Brandeis is one of the world’s best colleges. We’re commonly ranked in the Top 40 in terms of general academic excellence. Most independent organizations who take a look laud us for our top-tier professors, quality science programs and superbly educated students. I know all these facts as well as any other student. There’s not a single person who goes to Brandeis who isn’t skilled in some subject, a fact that makes me exceedingly proud when we consider that Brandeis has about 6,000 students.

So why—and I have trouble even typing this out without feeling ill—did I have to have a series of arguments the other day with a student who didn’t believe in the moon landing? This is one of human history’s most defining moments. It’s the culmination of decades of research and work and incremental, hard-won scientific advancement. The evidence that it happened is overwhelming: Moon rocks can be dated as older than any Earthly rock, mirrors from Apollo 11 can be seen or detected with the correct equipment, and of course there’s the undeniable fact that the Soviet Union could have used their own telescopes and imaging equipment to watch the landings live. If the hostile power with the most to lose didn’t try to deny the reality of the situation, it becomes difficult to lend credence to the Brandeis students who say it didn’t happen.

A major part of the issue is the success of counter-culturism. It’s more popular than ever to go against the established narrative, and in a lot of ways that’s a good thing. We should absolutely question a cultural narrative that allows for things like racial oppression and gross class disparity. American culture is toxic in many ways—ways that Brandeis students, I am proud to say, have always striven to overcome.

The problem arises when it becomes popular to fight that narrative for the sake of the fight itself, especially when the scientific establishment is a part of that narrative. That’s the kind of thinking that leads to anti-vaxxer arguments, or people who firmly believe that pharmaceutical companies have already developed a Miracle Wonder Cure For All Cancer that they refuse to release because of some imagined damage to their bottom line. Sometimes, not everyone is out to get you.

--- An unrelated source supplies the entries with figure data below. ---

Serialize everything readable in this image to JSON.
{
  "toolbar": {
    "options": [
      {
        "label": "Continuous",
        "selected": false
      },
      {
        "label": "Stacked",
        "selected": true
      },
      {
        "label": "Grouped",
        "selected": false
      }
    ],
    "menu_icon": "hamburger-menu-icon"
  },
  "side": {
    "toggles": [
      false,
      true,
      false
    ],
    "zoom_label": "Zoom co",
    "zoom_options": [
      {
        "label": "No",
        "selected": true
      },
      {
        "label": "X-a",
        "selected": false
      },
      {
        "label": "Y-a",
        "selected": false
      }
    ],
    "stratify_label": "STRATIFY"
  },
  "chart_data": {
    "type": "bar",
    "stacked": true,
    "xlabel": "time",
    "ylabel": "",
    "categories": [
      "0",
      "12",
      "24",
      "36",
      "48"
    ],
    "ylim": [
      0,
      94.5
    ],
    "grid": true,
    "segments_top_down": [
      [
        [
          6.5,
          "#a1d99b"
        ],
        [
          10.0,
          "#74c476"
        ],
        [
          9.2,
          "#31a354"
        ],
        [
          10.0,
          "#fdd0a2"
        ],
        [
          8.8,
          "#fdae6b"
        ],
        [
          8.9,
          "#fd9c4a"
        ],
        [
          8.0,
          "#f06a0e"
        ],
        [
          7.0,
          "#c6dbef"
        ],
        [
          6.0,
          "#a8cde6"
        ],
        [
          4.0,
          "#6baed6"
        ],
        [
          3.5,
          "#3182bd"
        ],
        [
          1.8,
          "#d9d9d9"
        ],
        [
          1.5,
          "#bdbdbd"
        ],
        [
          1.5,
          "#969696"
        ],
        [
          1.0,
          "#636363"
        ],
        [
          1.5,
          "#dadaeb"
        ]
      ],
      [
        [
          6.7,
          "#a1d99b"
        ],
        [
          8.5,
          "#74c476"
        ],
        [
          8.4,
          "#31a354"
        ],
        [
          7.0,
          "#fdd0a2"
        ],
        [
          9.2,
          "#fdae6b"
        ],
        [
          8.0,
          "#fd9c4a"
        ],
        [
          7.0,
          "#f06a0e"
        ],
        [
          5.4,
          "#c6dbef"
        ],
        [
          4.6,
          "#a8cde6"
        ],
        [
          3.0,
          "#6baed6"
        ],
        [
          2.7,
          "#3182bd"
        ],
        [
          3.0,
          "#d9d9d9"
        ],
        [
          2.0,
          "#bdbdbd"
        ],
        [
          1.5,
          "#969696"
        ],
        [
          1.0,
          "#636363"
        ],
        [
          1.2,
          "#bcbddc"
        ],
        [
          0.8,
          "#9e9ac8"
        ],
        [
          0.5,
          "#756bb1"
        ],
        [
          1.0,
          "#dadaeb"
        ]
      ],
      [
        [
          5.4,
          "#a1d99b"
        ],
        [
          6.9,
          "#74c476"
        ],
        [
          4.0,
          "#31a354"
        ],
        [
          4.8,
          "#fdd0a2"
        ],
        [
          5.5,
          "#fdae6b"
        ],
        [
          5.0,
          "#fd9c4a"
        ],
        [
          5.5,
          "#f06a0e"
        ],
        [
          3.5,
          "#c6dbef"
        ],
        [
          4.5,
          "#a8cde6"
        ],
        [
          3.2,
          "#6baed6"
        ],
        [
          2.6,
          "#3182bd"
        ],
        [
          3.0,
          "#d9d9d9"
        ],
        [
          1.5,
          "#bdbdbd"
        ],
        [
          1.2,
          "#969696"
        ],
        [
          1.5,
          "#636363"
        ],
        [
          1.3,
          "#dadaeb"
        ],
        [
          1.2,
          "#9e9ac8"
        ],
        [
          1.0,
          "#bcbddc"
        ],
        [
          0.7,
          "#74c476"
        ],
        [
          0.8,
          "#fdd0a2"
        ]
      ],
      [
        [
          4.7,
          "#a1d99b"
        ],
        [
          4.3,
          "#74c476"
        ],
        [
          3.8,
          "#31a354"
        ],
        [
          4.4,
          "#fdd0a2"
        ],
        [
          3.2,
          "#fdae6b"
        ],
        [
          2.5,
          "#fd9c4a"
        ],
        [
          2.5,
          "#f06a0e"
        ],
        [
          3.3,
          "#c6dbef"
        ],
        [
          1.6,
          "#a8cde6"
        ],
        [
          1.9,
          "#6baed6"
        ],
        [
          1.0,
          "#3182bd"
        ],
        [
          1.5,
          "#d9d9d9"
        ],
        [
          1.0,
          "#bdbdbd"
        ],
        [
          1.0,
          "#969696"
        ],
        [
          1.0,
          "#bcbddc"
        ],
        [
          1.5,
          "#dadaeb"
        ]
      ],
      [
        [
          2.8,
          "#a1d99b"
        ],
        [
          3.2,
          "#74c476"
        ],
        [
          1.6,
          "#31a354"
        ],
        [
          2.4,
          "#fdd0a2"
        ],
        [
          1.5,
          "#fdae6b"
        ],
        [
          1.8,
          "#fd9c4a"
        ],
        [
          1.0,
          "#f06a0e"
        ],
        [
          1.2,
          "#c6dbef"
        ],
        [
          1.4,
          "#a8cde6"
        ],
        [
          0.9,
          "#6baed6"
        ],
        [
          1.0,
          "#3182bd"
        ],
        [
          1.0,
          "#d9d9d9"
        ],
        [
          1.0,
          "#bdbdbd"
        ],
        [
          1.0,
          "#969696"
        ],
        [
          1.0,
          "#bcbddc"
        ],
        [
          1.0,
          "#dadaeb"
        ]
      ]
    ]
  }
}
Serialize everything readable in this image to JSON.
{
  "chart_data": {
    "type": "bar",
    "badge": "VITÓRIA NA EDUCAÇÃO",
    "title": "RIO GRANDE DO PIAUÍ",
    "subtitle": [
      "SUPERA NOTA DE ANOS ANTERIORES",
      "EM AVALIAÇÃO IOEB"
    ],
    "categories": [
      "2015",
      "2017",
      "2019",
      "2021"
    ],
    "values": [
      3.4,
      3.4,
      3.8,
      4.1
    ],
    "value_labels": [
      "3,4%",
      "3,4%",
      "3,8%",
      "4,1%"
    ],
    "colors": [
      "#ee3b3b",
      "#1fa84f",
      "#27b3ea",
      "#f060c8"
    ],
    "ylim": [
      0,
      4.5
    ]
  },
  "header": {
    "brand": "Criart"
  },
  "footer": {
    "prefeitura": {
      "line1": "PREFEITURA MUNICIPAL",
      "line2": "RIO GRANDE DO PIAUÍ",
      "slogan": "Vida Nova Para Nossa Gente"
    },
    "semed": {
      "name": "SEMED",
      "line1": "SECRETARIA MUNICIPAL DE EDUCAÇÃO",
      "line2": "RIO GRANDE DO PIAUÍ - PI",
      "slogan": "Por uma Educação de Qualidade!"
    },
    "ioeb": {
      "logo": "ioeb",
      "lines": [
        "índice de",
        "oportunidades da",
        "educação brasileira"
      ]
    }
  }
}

I don’t want to sound too harsh here. As academics, it is our duty to question, to prod, to be skeptical. To say that all conspiracies are false by their nature of being conspiracies is just as anti-intellectual as denying any lunar landing, especially when Western governments have planned so many actual plots—Operation Northwoods and Project MKUltra both spring to mind, having been recently declassified. But when your skepticism is greater than that of the hostile superpower that had every conceivable reason to try to disprove the 1969 American moon landing, maybe it’s time to take a step back and think a little about what it is that you’re trying to accomplish. When you’re more paranoid than the U.S.S.R.—and I mean this in the gentlest possible sense—it’s time to take stock of your beliefs.